Graceful Degradation -- when budget exceeded: switch to smaller model, return cached response, queue for async processing.
Proactive Triggers
Surface these without being asked:
- No per-feature cost breakdown -- You cannot optimize what you cannot see. Instrument logging before any other change.
- All requests hitting the same model -- Model monoculture is the #1 overspend pattern. Even 20% routing to a cheaper model cuts spend significantly.
- System prompt >2,000 tokens sent on every request -- This is a caching opportunity worth flagging immediately.
- Output max_tokens not set -- LLMs pad outputs. Every uncapped endpoint is a cost leak.
- No cost alerts configured -- Spend spikes go undetected for days. Set p95 cost-per-request alerts on every AI endpoint.

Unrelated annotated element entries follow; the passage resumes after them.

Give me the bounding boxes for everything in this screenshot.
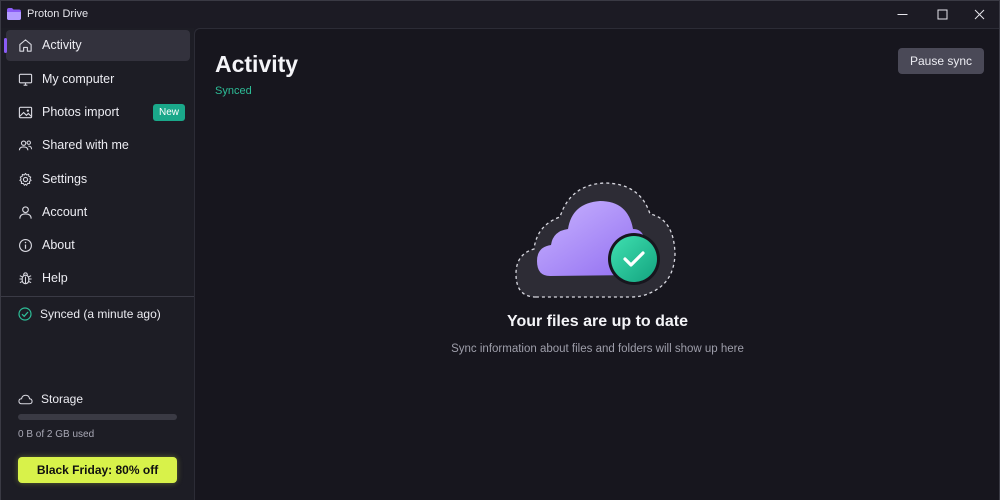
sidebar-item-activity[interactable]: Activity bbox=[4, 30, 190, 61]
home-icon bbox=[19, 39, 32, 52]
gear-icon bbox=[19, 172, 32, 186]
title-bar: Proton Drive bbox=[1, 1, 999, 28]
maximize-button[interactable] bbox=[922, 1, 962, 28]
sidebar-item-label: Settings bbox=[42, 172, 88, 186]
black-friday-button[interactable]: Black Friday: 80% off bbox=[18, 457, 177, 483]
close-icon bbox=[974, 9, 984, 20]
sidebar-item-about[interactable]: About bbox=[6, 230, 190, 261]
image-icon bbox=[18, 106, 33, 119]
new-badge: New bbox=[152, 104, 185, 121]
user-icon bbox=[19, 206, 32, 219]
sidebar-item-account[interactable]: Account bbox=[6, 197, 190, 228]
maximize-icon bbox=[937, 9, 947, 20]
cloud-icon bbox=[18, 394, 33, 404]
app-window: Proton Drive Activity My computer Photos… bbox=[0, 0, 1000, 500]
sidebar-item-label: Account bbox=[42, 205, 88, 219]
sync-status: Synced (a minute ago) bbox=[18, 306, 161, 322]
minimize-icon bbox=[897, 14, 907, 15]
sidebar-divider bbox=[1, 296, 194, 297]
sidebar-item-label: My computer bbox=[42, 72, 115, 86]
bug-icon bbox=[19, 272, 32, 285]
sidebar-item-shared-with-me[interactable]: Shared with me bbox=[6, 130, 190, 161]
empty-state-title: Your files are up to date bbox=[506, 313, 689, 330]
sidebar-item-label: Help bbox=[42, 271, 68, 285]
storage-progress-bar bbox=[18, 414, 177, 420]
sync-status-text: Synced (a minute ago) bbox=[40, 307, 161, 321]
sidebar-item-label: Photos import bbox=[42, 105, 120, 119]
sidebar-item-help[interactable]: Help bbox=[6, 263, 190, 294]
main-panel: Activity Synced Pause sync Your files ar… bbox=[194, 28, 999, 500]
proton-drive-logo-icon bbox=[7, 8, 21, 20]
pause-sync-button[interactable]: Pause sync bbox=[898, 48, 984, 74]
check-circle-icon bbox=[18, 307, 32, 321]
sidebar-item-photos-import[interactable]: Photos import New bbox=[6, 97, 190, 128]
info-icon bbox=[19, 239, 32, 252]
cloud-synced-illustration bbox=[515, 182, 676, 298]
sidebar-item-label: Shared with me bbox=[42, 138, 129, 152]
storage-label: Storage bbox=[41, 392, 84, 406]
window-title: Proton Drive bbox=[27, 8, 89, 20]
storage-header: Storage bbox=[18, 392, 83, 406]
sidebar-item-settings[interactable]: Settings bbox=[6, 164, 190, 195]
storage-used-text: 0 B of 2 GB used bbox=[18, 429, 95, 440]
page-status: Synced bbox=[215, 85, 252, 97]
sidebar: Activity My computer Photos import New S… bbox=[1, 28, 194, 500]
sidebar-item-label: About bbox=[42, 238, 75, 252]
sidebar-item-label: Activity bbox=[42, 38, 82, 52]
empty-state-subtitle: Sync information about files and folders… bbox=[451, 343, 744, 355]
page-title: Activity bbox=[215, 51, 299, 77]
minimize-button[interactable] bbox=[882, 1, 922, 28]
close-button[interactable] bbox=[959, 1, 999, 28]
sidebar-item-my-computer[interactable]: My computer bbox=[6, 64, 190, 95]
users-icon bbox=[18, 140, 33, 151]
monitor-icon bbox=[18, 73, 33, 86]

- Free tier users consuming same model as paid -- Tier your model access. Free users do not need the most expensive model.
Output Artifacts
| When you ask for... | You get... |
|---|---|
| Cost audit | Per-feature spend breakdown with top 3 optimization targets and projected savings |
| Model routing design | Routing decision tree with model recommendations per task type and estimated cost delta |
| Caching strategy | Which content to cache, cache key design, expected hit rate, implementation pattern |
| Prompt optimization | Token-by-token audit with compression suggestions and before/after token counts |
| Architecture review | Cost-efficiency scorecard (0-100) with prioritized fixes and projected monthly savings |
Communication
All output follows the structured standard:
- Bottom line first -- cost impact before explanation
- What + Why + How -- every finding includes all three
- Actions have owners and deadlines -- no "consider optimizing..."
- Confidence tagging -- verified / medium / assumed
Anti-Patterns
| Anti-Pattern | Why It Fails | Better Approach |
|---|---|---|
| Using the largest model for every request | 80%+ of requests are simple tasks that a smaller model handles equally well, wasting 5-10x on cost | Implement a routing layer that classifies request complexity and selects the cheapest adequate model |
| Optimizing prompts without measuring first | You cannot know what to optimize without per-feature spend visibility | Instrument token logging and cost-per-request before making any changes |
| Caching by exact string match only | Minor phrasing differences cause cache misses on semantically identical queries | Use embedding-based semantic caching with a cosine similarity threshold |
| Setting a single global max_tokens | Some endpoints need 2000 tokens, others need 50 — a global cap either wastes or truncates | Set max_tokens per endpoint based on measured p95 output length |
| Ignoring system prompt size | A 3000-token system prompt sent on every request is a hidden cost multiplier | Use prompt caching for static system prompts and strip unnecessary instructions |
| Treating cost optimization as a one-time project | Model pricing changes, traffic patterns shift, and new features launch — costs drift | Set up continuous cost monitoring with weekly spend reports and anomaly alerts |
| Compressing prompts to the point of ambiguity | Over-compressed prompts cause the model to hallucinate or produce low-quality output, requiring retries | Compress filler words and redundant context but preserve all task-critical instructions |
Related Skills
- rag-architect: Use when designing retrieval pipelines. NOT for cost optimization of the LLM calls within RAG (that is this skill).
- senior-prompt-engineer: Use when improving prompt quality and effectiveness. NOT for token reduction or cost control (that is this skill).
- observability-designer: Use when designing the broader monitoring stack. Pairs with this skill for LLM cost dashboards.
- performance-profiler: Use for latency profiling. Pairs with this skill when optimizing the cost-latency tradeoff.
- api-design-reviewer: Use when reviewing AI feature APIs. Cross-reference for cost-per-endpoint analysis.